Writer: Kiran Benawra
Director: Bettina Paris
Kiran Benawra’s Cookie Jar is a snappy 60-minute story that feels like it should be dystopian, but deals with a breadth of issues that are actually very current. Delving into the corruption of fictionalized (Fox News-esq) company Cookie Jar Media, the play presents a commentary on issues of data harvesting, cybercrime, and our rights as individuals to the ownership of our own image.
The play centres around sparky newcomer Cam (Amy Wallace), who is hired to present children’s TV after the scandal surrounding her predecessor Layla, a character who has died before the play starts under circumstances that become increasingly suspicious as we move further into the power dynamics of the Cookie Jar Media workplace. Both Cam and her brash, narcissistic boss Jupiter (David Bibby) are obvious stereotypes and we recognise them as such – the forced charm, ‘cool boss’ character constantly guffawing at his own jokes and his sweet but naïve employee. Thankfully, both Wallace and Bibby are equally strong in both roles, bringing nuance and comedy to characters which might otherwise feel vapid and unconvincing. The rest of the corporate world-building hinges on the skilled and engaging performances by Nadege Nguyen, Jadene Renee Prospere and Kathryn Bond who play the motley crew of Cookie Jar Media employees.

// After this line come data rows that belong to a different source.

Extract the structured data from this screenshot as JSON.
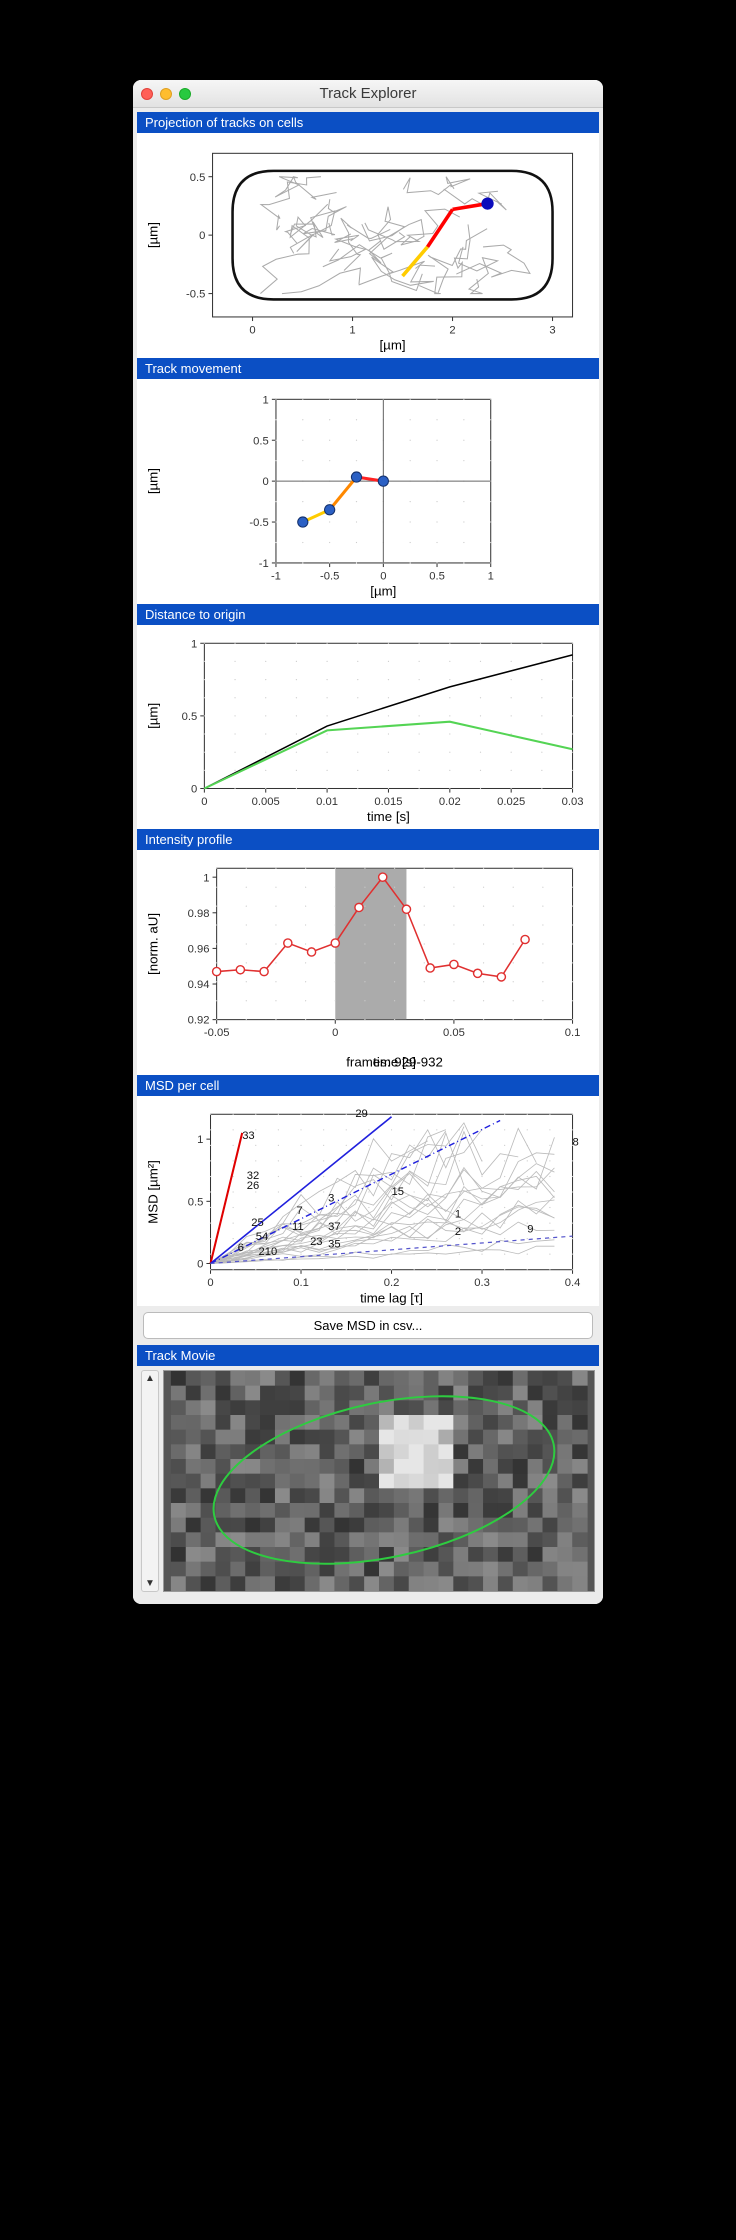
{
  "window": {
    "title": "Track Explorer"
  },
  "sections": {
    "s1": {
      "title": "Projection of tracks on cells",
      "xlabel": "[µm]",
      "ylabel": "[µm]",
      "xticks": [
        0,
        1,
        2,
        3
      ],
      "yticks": [
        -0.5,
        0,
        0.5
      ],
      "xlim": [
        -0.4,
        3.2
      ],
      "ylim": [
        -0.7,
        0.7
      ],
      "cell_color": "#111",
      "track_color": "#aaa",
      "highlight_start": "#ffcc00",
      "highlight_end": "#ff0000",
      "endpoint": "#0b0bbb"
    },
    "s2": {
      "title": "Track movement",
      "xlabel": "[µm]",
      "ylabel": "[µm]",
      "xticks": [
        -1,
        -0.5,
        0,
        0.5,
        1
      ],
      "yticks": [
        -1,
        -0.5,
        0,
        0.5,
        1
      ],
      "xlim": [
        -1,
        1
      ],
      "ylim": [
        -1,
        1
      ],
      "points": [
        [
          -0.75,
          -0.5
        ],
        [
          -0.5,
          -0.35
        ],
        [
          -0.25,
          0.05
        ],
        [
          0,
          0
        ]
      ],
      "point_color": "#2b60c4",
      "line_grad_start": "#ffcc00",
      "line_grad_end": "#ff2222"
    },
    "s3": {
      "title": "Distance to origin",
      "xlabel": "time [s]",
      "ylabel": "[µm]",
      "xticks": [
        0,
        0.005,
        0.01,
        0.015,
        0.02,
        0.025,
        0.03
      ],
      "yticks": [
        0,
        0.5,
        1
      ],
      "xlim": [
        0,
        0.03
      ],
      "ylim": [
        0,
        1
      ],
      "black_line": [
        [
          0,
          0
        ],
        [
          0.01,
          0.43
        ],
        [
          0.02,
          0.7
        ],
        [
          0.03,
          0.92
        ]
      ],
      "green_line": [
        [
          0,
          0
        ],
        [
          0.01,
          0.4
        ],
        [
          0.02,
          0.46
        ],
        [
          0.03,
          0.27
        ]
      ],
      "black": "#000",
      "green": "#54d454"
    },
    "s4": {
      "title": "Intensity profile",
      "xlabel": "time [s]",
      "ylabel": "[norm. aU]",
      "bottom_label": "frames: 929-932",
      "xticks": [
        -0.05,
        0,
        0.05,
        0.1
      ],
      "yticks": [
        0.92,
        0.94,
        0.96,
        0.98,
        1
      ],
      "xlim": [
        -0.05,
        0.1
      ],
      "ylim": [
        0.92,
        1.005
      ],
      "shade_from": 0,
      "shade_to": 0.03,
      "shade_color": "#888",
      "pts": [
        [
          -0.05,
          0.947
        ],
        [
          -0.04,
          0.948
        ],
        [
          -0.03,
          0.947
        ],
        [
          -0.02,
          0.963
        ],
        [
          -0.01,
          0.958
        ],
        [
          0,
          0.963
        ],
        [
          0.01,
          0.983
        ],
        [
          0.02,
          1.0
        ],
        [
          0.03,
          0.982
        ],
        [
          0.04,
          0.949
        ],
        [
          0.05,
          0.951
        ],
        [
          0.06,
          0.946
        ],
        [
          0.07,
          0.944
        ],
        [
          0.08,
          0.965
        ]
      ],
      "line": "#e03030",
      "marker_stroke": "#e03030",
      "marker_fill": "#fff"
    },
    "s5": {
      "title": "MSD per cell",
      "xlabel": "time lag [τ]",
      "ylabel": "MSD [µm²]",
      "xticks": [
        0,
        0.1,
        0.2,
        0.3,
        0.4
      ],
      "yticks": [
        0,
        0.5,
        1
      ],
      "xlim": [
        0,
        0.4
      ],
      "ylim": [
        -0.05,
        1.2
      ],
      "labels": [
        [
          "33",
          0.035,
          1.0
        ],
        [
          "29",
          0.16,
          1.18
        ],
        [
          "32",
          0.04,
          0.68
        ],
        [
          "26",
          0.04,
          0.6
        ],
        [
          "3",
          0.13,
          0.5
        ],
        [
          "15",
          0.2,
          0.55
        ],
        [
          "7",
          0.095,
          0.4
        ],
        [
          "1",
          0.27,
          0.37
        ],
        [
          "25",
          0.045,
          0.3
        ],
        [
          "11",
          0.09,
          0.27
        ],
        [
          "37",
          0.13,
          0.27
        ],
        [
          "2",
          0.27,
          0.23
        ],
        [
          "9",
          0.35,
          0.25
        ],
        [
          "35",
          0.13,
          0.13
        ],
        [
          "23",
          0.11,
          0.15
        ],
        [
          "8",
          0.4,
          0.95
        ],
        [
          "6",
          0.03,
          0.1
        ],
        [
          "210",
          0.053,
          0.07
        ],
        [
          "54",
          0.05,
          0.19
        ]
      ],
      "red": "#e00000",
      "blue": "#2020dd",
      "gray": "#bbb",
      "dash": "#5555cc",
      "button": "Save MSD in csv..."
    },
    "s6": {
      "title": "Track Movie",
      "outline": "#2ecc40"
    }
  }
}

The story is framed as a ‘reconstruction’, playing with the idea that the events really did take place, and we are guided through this reconstruction by an Alexa-style voiceover of artificial intelligence (formally human) character ‘Layla’. This is an on-stage language we immediately understand, and it mostly worked well. The action flits between three spaces: an office, a TV studio, and a bar, with the stage is set up perfectly to facilitate the TV studio scenes in particular – in thrust staging as if we were a live audience on a studio set. The creativity of director Bettina Paris and movement director Emma Rowbotham also shines through best in these scenes.
This play is one act of important critique on our society’s relationship with internet media and the rights we have to our own privacy, in a world where our lives have never been more virtual and oversharing on the internet is the norm. It is framed through a story that is well-paced and expertly performed, incorporating a breadth of story-telling elements with ambition that mostly pays off.